The retail industry is on the whole a voracious adopter of modern data-centric technology, aping the manufacturing world by using big data analytics to streamline supply chains, and using smartphone apps and wireless beacons to harvest customer data to deliver better service.
However, Robert Hetu, retail research director at analyst house Gartner, noted that, despite having the technology to collect and access large amounts of digital data, retailers fail to put it to effective use.
"With the rise of digital media came explosive growth in data volumes, and inexpensive storage encouraged retention of data with no present value because of the hope that it would be fruitful in the future," he said.
"Today, retail BI [business intelligence] analysts are so busy gathering information, often in reaction to an opportunity or challenge perceived by the business, that there is no time to analyse the data and glean useful information."
Hetu explained that this situation has led to a disconnect between analysing data and putting it to use in real time to quickly benefit a business.
Luca Bonacina, a retail research analyst at IDC, explained that the retail world has the opportunity to adopt machine learning to improve big data use.
"The retail industry is well positioned to take advantage of machine learning developments as very large volumes of data (structured or unstructured) are being created every second. There is a need to understand the hidden patterns in that data to make the most use of it," he said.
Machine learning systems can analyse data automatically and in real time to present recommendations to retail workers, or take action based on the results of such analysis.
Such systems then allow insights to be gleaned in real time from data being collected across a retailer's entire supply chain and business, meaning that action can be taken to maximise selling opportunities or ensure that a busy shop floor does not run out of stock.
For example, data collected from a customer's smartphone through an iBeacon in a retail outlet or shopping centre can be linked to sales and stock data and analysed by machine learning software. By rapidly crunching the data the system can push a discount code or send alerts to a customer's mobile device specifically tailored to their tastes, location or buying habits.
Machine learning algorithms, cloud computing and multiple data sources can further expand such a system, enabling customers to be presented with offers based on weather data from the Met Office, for example, or the latest topic of discussion on Twitter.
Such systems can, in effect, make strategic decisions well ahead of even the smartest of BI analysts, which in turn can help retailers gain an edge over less technologically advanced rivals.
Furthermore, automating such processes can even bypass the need for in-store retail workers in some situations.
Some retailers run complex businesses that require human interaction, but machine learning can still support retail operations.
Enterprise software firm Blue Yonder uses cloud-powered machine learning software called Forward Pricing that analyses online sales data and dynamically balances product pricing so that it gains the most profit yet sells well.
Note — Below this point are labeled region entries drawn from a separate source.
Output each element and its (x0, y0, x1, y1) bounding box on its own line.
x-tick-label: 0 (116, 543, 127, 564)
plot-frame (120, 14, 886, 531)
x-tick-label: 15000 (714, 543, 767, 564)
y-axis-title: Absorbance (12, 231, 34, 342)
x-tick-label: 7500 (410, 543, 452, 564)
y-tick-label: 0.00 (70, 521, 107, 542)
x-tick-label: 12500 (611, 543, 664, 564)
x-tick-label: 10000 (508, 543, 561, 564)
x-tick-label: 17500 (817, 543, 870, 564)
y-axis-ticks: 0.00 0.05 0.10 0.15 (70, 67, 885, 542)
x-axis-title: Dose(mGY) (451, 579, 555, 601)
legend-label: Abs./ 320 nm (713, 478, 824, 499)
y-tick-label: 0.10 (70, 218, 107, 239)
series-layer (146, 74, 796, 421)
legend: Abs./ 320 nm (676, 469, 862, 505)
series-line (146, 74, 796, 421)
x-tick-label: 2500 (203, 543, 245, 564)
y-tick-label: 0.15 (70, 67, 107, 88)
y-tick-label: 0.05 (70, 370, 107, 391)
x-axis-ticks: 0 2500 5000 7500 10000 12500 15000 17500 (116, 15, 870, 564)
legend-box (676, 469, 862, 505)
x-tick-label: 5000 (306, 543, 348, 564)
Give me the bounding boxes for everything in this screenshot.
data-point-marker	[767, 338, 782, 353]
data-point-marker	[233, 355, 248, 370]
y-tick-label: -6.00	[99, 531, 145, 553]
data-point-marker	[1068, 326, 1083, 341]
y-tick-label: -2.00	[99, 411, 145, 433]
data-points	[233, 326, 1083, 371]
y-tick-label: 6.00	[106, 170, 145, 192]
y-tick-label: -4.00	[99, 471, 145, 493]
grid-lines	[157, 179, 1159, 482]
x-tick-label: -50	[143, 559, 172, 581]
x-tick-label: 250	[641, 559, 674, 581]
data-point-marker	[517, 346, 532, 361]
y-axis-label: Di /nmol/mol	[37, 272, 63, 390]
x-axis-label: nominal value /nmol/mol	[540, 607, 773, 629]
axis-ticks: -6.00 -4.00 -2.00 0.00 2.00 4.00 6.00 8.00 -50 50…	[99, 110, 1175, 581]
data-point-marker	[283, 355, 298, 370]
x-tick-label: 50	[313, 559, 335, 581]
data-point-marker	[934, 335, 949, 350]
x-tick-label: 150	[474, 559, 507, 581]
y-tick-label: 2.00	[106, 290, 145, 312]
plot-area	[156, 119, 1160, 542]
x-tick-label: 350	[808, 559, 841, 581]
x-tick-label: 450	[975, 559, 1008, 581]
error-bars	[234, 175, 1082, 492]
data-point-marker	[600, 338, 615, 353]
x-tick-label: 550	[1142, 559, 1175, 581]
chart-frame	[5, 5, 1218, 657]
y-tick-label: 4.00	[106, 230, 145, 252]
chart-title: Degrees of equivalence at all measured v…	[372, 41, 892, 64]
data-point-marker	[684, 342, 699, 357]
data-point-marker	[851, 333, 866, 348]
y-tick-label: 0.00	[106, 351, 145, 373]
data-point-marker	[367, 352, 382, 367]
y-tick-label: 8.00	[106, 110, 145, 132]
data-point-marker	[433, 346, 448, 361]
This form of automated analytics bypasses the need for analysts to sift through data and adjust prices manually, and allows on-the-fly adjustments that humans simply cannot deliver to the same effect.
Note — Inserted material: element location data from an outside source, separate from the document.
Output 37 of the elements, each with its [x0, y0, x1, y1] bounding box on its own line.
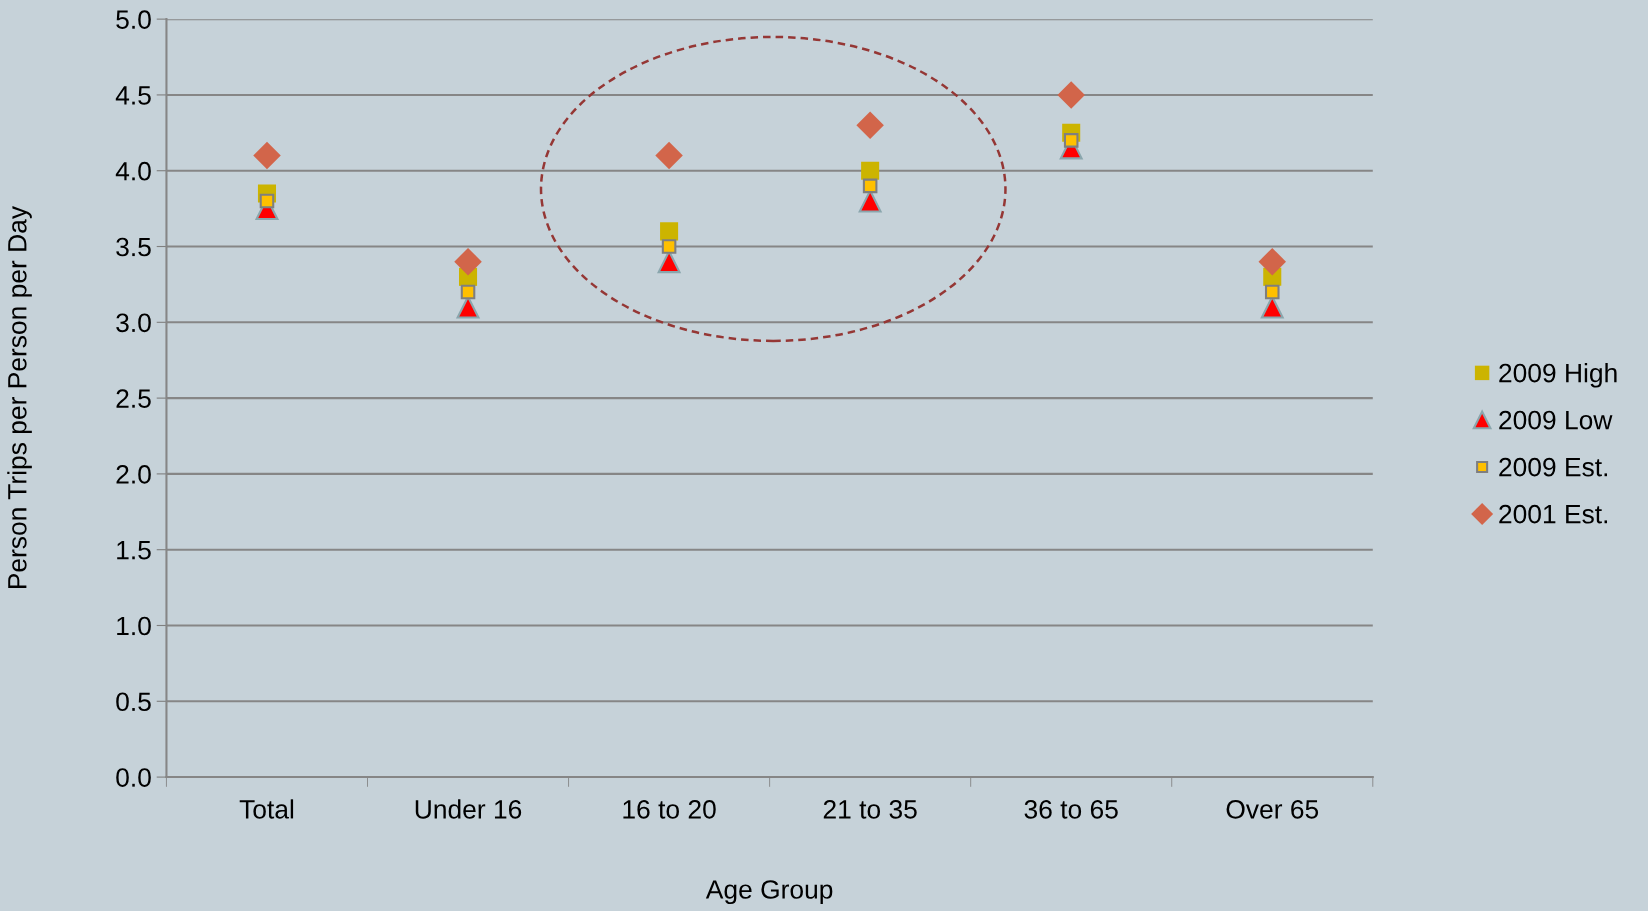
legend-label: 2009 High	[1499, 363, 1617, 388]
point	[1063, 133, 1079, 148]
y-tick-label: 2.5	[116, 389, 151, 408]
point	[1258, 247, 1286, 276]
y-tick-label: 3.0	[116, 313, 151, 333]
x-axis-title: Age Group	[705, 880, 833, 905]
point	[460, 284, 476, 300]
point	[660, 222, 679, 241]
point	[259, 193, 275, 209]
y-tick-label: 3.5	[116, 237, 151, 257]
point	[1264, 284, 1280, 300]
point	[655, 141, 683, 170]
point	[1057, 81, 1085, 109]
legend-label: 2009 Low	[1499, 410, 1613, 430]
y-tick-label: 4.0	[115, 161, 151, 181]
x-tick-label: 16 to 20	[623, 800, 716, 819]
x-tick-label: Over 65	[1226, 800, 1319, 819]
point	[253, 141, 281, 170]
x-tick-label: 36 to 65	[1024, 800, 1118, 819]
y-tick-label: 1.0	[117, 616, 151, 636]
point	[861, 161, 880, 180]
point	[856, 111, 884, 139]
y-tick-label: 1.5	[117, 541, 151, 560]
y-tick-label: 0.5	[116, 692, 151, 712]
point	[862, 178, 878, 194]
legend-label: 2009 Est.	[1499, 457, 1608, 477]
x-tick-label: Total	[239, 799, 294, 819]
y-tick-label: 5.0	[116, 10, 151, 29]
y-tick-label: 4.5	[115, 86, 151, 105]
x-tick-label: 21 to 35	[823, 800, 917, 819]
point	[661, 239, 677, 254]
legend-label: 2001 Est.	[1499, 504, 1608, 524]
y-axis-title: Person Trips per Person per Day	[7, 206, 32, 589]
y-tick-label: 0.0	[116, 768, 151, 787]
point	[454, 247, 482, 276]
x-tick-label: Under 16	[415, 799, 522, 819]
y-tick-label: 2.0	[116, 465, 151, 484]
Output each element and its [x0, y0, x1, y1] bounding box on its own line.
Things get particularly interesting in the retail world when machine learning and data analytics are applied to the IoT.
Adding a layer of smart systems to a network of sensors, beacons and automated machinery allows more data to be collected and worked with in ways than can define a retailer's entire business model, not just streamline its operations.
This level of automation can be taken by retailers and expanded across their entire supply chain, moving from automated factories to delivery vehicles with telematics systems feeding back location data to a central system.
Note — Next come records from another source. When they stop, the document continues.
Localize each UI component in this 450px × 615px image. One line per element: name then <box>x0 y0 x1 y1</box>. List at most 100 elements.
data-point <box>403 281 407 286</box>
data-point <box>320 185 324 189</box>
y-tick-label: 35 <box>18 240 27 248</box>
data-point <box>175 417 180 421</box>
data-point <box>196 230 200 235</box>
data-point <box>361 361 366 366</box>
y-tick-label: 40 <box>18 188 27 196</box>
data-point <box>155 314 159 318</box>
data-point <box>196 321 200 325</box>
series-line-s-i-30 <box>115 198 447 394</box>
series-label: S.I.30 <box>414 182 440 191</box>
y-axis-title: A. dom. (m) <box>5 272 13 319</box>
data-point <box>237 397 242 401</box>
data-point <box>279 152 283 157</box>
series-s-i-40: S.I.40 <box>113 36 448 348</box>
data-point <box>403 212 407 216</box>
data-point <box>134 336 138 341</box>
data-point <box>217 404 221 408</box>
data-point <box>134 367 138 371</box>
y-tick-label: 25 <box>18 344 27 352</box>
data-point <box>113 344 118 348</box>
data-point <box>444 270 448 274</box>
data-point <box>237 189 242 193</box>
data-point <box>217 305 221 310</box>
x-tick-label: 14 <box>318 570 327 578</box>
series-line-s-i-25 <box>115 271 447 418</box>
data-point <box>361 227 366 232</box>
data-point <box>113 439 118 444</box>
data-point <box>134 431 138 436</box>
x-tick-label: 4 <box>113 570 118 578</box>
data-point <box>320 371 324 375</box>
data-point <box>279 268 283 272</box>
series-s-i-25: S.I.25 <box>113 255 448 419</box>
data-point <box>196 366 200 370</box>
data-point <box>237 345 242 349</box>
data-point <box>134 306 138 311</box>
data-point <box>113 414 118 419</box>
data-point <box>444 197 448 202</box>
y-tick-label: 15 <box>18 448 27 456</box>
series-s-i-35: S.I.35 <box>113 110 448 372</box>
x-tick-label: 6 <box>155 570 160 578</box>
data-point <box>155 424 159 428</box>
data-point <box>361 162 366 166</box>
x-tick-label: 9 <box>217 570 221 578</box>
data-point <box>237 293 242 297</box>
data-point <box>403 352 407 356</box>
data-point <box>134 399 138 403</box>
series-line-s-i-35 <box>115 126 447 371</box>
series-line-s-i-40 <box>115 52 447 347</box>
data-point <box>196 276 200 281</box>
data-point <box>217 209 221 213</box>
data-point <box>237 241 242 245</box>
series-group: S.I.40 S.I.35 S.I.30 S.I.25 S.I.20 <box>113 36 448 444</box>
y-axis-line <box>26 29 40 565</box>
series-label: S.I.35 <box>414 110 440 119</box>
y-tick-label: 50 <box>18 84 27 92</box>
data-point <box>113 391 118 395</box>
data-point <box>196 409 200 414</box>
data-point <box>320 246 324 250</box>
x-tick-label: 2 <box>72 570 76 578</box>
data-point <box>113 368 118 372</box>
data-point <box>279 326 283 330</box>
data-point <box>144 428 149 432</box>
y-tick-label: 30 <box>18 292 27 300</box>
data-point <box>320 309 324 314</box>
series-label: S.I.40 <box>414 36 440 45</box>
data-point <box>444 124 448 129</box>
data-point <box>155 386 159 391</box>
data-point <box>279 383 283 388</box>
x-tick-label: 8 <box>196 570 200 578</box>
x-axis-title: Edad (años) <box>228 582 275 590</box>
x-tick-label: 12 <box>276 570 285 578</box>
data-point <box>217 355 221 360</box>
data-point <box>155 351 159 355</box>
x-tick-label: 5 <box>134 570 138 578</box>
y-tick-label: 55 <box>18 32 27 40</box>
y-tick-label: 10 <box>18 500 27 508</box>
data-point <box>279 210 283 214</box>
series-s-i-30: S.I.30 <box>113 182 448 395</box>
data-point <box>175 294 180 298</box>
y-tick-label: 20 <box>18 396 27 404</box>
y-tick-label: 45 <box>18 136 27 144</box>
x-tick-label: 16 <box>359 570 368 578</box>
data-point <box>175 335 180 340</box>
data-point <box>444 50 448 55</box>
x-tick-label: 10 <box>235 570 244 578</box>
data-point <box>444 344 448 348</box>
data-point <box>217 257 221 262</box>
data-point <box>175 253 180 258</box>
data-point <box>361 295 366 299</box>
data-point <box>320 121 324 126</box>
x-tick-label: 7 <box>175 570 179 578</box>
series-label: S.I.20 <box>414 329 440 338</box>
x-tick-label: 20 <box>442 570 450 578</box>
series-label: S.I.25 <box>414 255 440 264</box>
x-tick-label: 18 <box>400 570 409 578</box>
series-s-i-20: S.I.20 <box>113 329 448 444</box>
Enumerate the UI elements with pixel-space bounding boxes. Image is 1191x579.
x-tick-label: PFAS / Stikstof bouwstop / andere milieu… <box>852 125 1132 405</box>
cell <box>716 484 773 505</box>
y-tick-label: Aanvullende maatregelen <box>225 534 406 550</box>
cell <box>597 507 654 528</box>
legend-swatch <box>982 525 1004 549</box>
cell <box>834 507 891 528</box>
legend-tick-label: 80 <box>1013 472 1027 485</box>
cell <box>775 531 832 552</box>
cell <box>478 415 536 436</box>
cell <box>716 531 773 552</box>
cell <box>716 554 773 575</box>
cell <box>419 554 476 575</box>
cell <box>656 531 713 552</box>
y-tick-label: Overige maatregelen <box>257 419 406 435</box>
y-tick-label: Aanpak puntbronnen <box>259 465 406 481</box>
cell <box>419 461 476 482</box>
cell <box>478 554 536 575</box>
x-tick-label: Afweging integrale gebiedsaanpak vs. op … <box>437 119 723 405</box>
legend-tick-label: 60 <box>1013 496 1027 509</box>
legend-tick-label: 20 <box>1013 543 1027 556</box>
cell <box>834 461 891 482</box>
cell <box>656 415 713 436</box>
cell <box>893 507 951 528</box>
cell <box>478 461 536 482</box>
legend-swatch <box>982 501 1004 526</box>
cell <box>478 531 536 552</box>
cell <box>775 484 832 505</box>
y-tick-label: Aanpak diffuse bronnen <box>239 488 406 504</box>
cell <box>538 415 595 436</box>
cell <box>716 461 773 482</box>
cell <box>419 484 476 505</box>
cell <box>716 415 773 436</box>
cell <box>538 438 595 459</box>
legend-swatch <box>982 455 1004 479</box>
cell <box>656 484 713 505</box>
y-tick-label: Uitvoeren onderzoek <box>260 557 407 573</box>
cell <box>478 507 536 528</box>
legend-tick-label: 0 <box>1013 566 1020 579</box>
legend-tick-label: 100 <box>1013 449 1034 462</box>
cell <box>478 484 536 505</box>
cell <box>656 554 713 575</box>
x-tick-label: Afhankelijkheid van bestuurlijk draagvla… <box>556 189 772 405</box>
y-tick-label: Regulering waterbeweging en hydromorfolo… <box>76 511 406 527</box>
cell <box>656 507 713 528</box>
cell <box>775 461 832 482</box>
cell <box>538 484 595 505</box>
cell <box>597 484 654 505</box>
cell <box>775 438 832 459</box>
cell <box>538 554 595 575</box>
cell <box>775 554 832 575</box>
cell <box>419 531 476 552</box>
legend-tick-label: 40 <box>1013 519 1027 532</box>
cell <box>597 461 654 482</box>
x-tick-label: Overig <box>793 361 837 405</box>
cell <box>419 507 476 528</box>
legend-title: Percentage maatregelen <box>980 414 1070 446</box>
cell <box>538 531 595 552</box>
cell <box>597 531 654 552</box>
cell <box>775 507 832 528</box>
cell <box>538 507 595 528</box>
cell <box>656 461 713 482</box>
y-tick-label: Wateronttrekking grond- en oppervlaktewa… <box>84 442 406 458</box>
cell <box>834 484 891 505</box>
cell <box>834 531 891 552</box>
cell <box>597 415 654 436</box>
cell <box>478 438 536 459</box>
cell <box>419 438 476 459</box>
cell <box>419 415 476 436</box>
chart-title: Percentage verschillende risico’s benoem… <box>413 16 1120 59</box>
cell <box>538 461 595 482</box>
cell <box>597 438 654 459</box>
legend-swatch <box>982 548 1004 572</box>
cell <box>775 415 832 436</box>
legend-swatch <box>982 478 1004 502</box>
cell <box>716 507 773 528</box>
After a completed delivery, feedback from a customer can be gathered from a company's website or social media page and, when analysed with sales, supply and manufacturing data, can be used to influence the development and provision of new products.
In effect, such technologies create a situation where data is collected across a retailer's entire operation in a continuous cycle that helps optimise everyday work and capitalises on opportunities to boost revenue. This level of automation and insight also aids the working lives of retail staff from the headquarters to the shop floor.
The gamut of data-driven and cloud-powered technology is now available for the retail sector to take advantage of, and some retailers are already doing so, creating a perfect storm of innovation and real-world use cases. Others should follow this lead or risk falling behind in the market.